Recording with singer-songwriter Paulo Flores, the brightest star of today’s avant-garde in Angola,
gave us the most goose-bumps in the studio. He leads the African princess Romi in the search for
her Angolan roots on ‘Raiz’, an amazing Zap Mama-style a capella that explodes into an up-tempo,
guitar driven semba. ‘Né Djarabi’ takes us to the ancient Mande empire, with Alex on Mansour Seckstyle
acoustic guitar, accompanying Romi’s singing in Dioula (Burkina Faso) while Flores’ warm
vocals give the song an Angolan twist. This intimate acoustic setting opens a new perspective for
Terrakota and lets Romi’s voice shine as it never has done before.
Maturity
On this album, once again the masters of Afro-Lisboa fusão have used a broad palette of colours to
paint a world without borders, masterfully recorded and mixed by Lisbon’s Afro-scene producer
Bruno ‘Beat Laden’ Lobato.

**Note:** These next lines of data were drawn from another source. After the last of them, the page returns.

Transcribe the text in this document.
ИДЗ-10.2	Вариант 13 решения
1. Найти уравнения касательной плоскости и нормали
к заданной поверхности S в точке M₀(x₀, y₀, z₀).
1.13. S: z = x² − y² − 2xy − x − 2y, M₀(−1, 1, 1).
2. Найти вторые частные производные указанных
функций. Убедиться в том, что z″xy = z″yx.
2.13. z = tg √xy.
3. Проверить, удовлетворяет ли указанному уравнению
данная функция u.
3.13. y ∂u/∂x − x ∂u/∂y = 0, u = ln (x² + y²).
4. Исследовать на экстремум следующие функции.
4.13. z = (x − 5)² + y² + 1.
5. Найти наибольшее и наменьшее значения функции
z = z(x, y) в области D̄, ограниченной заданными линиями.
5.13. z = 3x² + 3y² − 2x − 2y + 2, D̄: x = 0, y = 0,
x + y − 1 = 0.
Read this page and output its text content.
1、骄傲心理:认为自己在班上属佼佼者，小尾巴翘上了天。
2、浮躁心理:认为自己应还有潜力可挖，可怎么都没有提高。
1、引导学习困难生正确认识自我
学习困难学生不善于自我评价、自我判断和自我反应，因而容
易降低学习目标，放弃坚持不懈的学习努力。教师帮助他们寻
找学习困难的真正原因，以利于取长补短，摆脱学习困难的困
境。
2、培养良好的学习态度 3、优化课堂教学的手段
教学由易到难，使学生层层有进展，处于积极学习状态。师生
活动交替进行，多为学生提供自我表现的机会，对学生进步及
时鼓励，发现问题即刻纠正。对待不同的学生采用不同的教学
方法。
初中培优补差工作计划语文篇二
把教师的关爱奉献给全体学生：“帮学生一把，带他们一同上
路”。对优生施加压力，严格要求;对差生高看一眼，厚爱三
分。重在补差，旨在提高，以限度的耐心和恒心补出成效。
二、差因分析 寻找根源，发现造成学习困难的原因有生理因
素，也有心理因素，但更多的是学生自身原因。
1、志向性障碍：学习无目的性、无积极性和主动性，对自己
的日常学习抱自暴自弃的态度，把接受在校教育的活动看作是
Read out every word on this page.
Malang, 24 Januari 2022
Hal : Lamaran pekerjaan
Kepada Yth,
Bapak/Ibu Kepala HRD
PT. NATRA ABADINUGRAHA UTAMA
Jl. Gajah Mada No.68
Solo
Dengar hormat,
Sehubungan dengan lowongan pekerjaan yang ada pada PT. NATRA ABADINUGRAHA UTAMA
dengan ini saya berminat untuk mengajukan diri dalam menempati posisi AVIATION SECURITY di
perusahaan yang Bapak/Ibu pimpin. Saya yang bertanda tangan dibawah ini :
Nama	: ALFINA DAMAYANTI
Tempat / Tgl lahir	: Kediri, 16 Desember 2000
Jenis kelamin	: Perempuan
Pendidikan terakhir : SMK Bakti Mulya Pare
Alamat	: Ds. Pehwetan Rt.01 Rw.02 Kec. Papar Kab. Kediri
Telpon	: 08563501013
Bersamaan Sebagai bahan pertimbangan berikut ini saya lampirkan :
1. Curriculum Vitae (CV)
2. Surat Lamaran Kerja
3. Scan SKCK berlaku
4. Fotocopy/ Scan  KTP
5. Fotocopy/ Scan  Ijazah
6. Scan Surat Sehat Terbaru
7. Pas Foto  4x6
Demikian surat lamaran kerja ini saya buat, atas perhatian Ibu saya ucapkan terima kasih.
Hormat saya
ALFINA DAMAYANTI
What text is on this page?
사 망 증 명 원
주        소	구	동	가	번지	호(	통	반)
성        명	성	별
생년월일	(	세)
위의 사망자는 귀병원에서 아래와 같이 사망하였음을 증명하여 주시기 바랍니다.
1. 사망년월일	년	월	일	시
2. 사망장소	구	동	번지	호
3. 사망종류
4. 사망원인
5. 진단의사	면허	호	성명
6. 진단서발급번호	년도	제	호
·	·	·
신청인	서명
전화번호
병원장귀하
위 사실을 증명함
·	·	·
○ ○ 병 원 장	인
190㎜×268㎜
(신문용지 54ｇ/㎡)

Whether it’s mbalax, funana, samba, reggae, Afro-Cuba, gnawa,
afrobeat, desert blues, batuque, flamenco, maracatu, rap or chimurenga, Terrakota intermingles it
with ease in its world massala.
It’s no secret that Terrakota is a live band with one of the most energetic shows of the world music
scene. With this fourth recording, Terrakota has reached its tremendous potential in the studio too.
On each album, the band has made an impressive progress, punctuated by this exceptional fourth
album that should bring the band to new horizons, taking their music to even wider audiences and
spreading their message of changing the world into a more positive, equal and balanced planet, where
an optimistic and vibrant humanity can exist in harmony, TOGETHER.